Comparison of scores for the Pain and Pain-Related subscale and the SF-36 Bodily Pain subscale
We compared the patients’ scores for the Pain and Pain-Related subscale with the scores for the SF-36 Bodily Pain subscale. For this purpose, we extracted the values for the Pain subscale scores from the JSSF Scale scores. On the JSSF Pain subscale, 0, 20, 30, and 40 points are assigned to patients with diseases of the ankle and hindfoot, midfoot, hallux, and lesser toe, respectively; and 0, 10, 20, or 30 points are assigned to patients with rheumatoid arthritis. Thus, we computed the Spearman’s rank correlation coefficient between the JSSF Pain score and the Pain and Pain-Related score or SF-36 Bodily Pain score for each of the patient groups.
Background factors
The following patient characteristics were assessed using scores from the first administration of the questionnaire: patient group in the JSSF Scale classification, age group, and gender.

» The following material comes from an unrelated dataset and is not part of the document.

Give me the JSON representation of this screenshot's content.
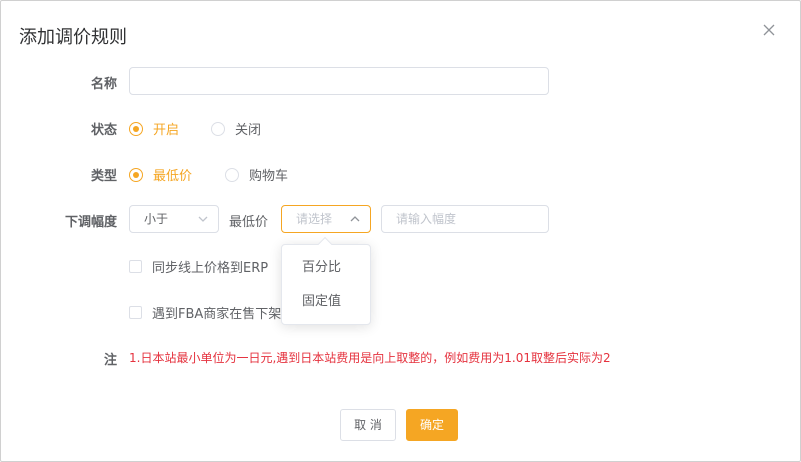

Patient groups in the JSSF Scale classification were as follows: ankle and hindfoot, midfoot, hallux, lesser toe, and rheumatoid arthritis. Respondents were grouped by age as follows: 16–39, 40–64, and 65 and older, inclusive. For the patient groups and patient-age groups, each of the five subscales was assessed by means of one-way analysis of variance (ANOVA). Gender comparisons were made by means of Student’s t test in each subgroup of patients classified by patient group and age group. Dunnett’s multiple comparisons test was performed afterward to compare patient groups. In order to stabilize the variances in the presence of floor and ceiling effects, the data were arcsine square-root transformed prior to performing ANOVA or other tests.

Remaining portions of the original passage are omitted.